MT: I have lost my affinity for the NBA and I don’t have an opinion either way, except to say that my usual natural aversion to the Knicks—I know, shame on me, but don’t worry, it’s nowhere near comparable to my disdain for the Lakers—has been softened by their reigning inadequacy on the court. They’ve fallen so low recently that I’ve actually begun to feel sorry for them. The real sports question that has been consuming me this summer is what will it feel like to not see Gary Williams on the bench next season as head coach of my beloved Maryland Terrapins, and will Mark Turgeon be able to forge a better bond with the coaches and kids in the Baltimore/DC area to land some more top-notch recruits. It’s gonna be so weird to watch the Terps next season. But the record had begun to skip, and I applaud Gary for getting out before his heart and brain exploded on the court during one of his especially raucous tirades.

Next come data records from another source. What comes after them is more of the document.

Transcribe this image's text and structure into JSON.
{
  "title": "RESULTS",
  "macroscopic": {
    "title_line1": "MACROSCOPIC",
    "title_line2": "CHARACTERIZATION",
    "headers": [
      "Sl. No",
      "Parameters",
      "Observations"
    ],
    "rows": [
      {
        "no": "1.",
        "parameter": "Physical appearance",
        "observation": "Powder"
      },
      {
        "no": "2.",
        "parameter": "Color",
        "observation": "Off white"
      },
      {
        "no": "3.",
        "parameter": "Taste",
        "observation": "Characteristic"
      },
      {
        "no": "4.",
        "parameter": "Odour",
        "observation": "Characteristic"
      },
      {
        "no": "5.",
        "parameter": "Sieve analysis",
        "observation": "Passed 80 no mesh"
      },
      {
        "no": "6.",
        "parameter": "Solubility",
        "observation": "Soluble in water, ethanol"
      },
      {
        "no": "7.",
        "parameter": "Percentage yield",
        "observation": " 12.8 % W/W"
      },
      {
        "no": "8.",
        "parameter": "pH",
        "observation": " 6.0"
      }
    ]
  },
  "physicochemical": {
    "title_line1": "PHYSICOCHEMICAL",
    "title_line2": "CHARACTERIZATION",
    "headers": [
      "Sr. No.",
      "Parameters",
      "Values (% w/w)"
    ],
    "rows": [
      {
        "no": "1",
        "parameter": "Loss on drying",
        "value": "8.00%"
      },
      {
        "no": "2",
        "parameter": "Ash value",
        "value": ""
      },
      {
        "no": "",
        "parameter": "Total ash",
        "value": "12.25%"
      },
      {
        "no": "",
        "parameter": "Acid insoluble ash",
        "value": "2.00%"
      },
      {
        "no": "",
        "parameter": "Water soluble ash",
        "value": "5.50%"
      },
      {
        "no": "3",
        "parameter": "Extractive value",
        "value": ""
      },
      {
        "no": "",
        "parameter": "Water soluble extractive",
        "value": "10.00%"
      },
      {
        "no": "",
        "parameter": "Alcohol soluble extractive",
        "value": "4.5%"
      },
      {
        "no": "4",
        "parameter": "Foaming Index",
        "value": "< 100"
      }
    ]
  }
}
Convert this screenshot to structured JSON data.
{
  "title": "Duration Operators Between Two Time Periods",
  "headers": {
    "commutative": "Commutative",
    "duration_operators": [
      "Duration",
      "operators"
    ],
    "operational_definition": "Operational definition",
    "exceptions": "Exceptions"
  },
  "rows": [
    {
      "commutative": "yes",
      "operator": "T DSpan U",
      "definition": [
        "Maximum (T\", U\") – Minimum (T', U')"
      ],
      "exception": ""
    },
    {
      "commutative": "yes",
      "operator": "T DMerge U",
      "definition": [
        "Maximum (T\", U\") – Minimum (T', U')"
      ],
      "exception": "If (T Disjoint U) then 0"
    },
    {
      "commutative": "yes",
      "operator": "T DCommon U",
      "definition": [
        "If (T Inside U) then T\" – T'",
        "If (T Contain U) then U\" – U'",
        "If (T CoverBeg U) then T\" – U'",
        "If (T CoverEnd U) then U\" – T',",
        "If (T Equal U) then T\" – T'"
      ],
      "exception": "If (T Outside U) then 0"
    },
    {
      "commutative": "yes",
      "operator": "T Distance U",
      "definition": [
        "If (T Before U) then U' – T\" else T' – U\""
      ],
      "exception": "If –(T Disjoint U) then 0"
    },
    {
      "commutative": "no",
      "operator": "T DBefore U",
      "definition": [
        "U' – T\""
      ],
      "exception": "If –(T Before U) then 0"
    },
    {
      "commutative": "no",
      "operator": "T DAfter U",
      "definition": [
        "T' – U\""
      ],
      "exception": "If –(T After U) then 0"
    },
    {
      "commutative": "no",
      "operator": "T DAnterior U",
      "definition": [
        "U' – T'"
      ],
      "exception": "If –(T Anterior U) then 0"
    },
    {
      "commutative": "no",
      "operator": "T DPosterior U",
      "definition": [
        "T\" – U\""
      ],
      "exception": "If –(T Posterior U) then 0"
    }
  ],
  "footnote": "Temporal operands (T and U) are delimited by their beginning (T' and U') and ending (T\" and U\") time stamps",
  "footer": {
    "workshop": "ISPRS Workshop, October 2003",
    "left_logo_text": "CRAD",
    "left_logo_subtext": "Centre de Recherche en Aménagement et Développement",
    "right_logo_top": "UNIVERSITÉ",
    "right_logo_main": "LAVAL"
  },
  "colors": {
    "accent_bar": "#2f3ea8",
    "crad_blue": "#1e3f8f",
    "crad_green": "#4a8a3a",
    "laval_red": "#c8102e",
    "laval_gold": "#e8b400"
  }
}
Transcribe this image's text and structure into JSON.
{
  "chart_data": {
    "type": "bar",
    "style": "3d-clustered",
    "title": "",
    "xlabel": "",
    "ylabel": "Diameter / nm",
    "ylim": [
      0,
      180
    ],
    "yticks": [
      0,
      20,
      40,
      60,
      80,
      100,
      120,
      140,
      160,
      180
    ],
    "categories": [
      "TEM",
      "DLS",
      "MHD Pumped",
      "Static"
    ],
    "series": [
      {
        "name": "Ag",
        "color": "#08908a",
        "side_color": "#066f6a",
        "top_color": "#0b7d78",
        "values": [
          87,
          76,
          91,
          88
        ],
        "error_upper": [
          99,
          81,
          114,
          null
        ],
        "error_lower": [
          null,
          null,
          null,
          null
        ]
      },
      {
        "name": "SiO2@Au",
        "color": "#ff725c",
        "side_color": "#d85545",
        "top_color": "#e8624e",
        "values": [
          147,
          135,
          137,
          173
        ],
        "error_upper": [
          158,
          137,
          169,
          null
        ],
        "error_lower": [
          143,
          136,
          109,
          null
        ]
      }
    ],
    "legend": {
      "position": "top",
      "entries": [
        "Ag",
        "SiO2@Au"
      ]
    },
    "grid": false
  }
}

(On July 5 at 8:00, the night before Septien opens at the IFC Center, Tully will be at 92YTribeca presenting a rare public screening of Buzz Kulik’s 1974 cult classic Bad Ronald, which stars Scott Jacoby as the deeply troubled title character. “Though they are very different,” Tully explains on the Y’s website, “one of our primary goals in making Septien was to capture that same ‘five-year-old-discovering-a-movie-that-he-probably-shouldn’t-be-watching’ spirit that I felt when I stumbled upon this strangely alluring gem.” And the artwork that Onur Tukel created for his Septien character will be on display at the Pennington Gallery at 355 West Broadway from 10:00 am to 8:00 pm through July 14.)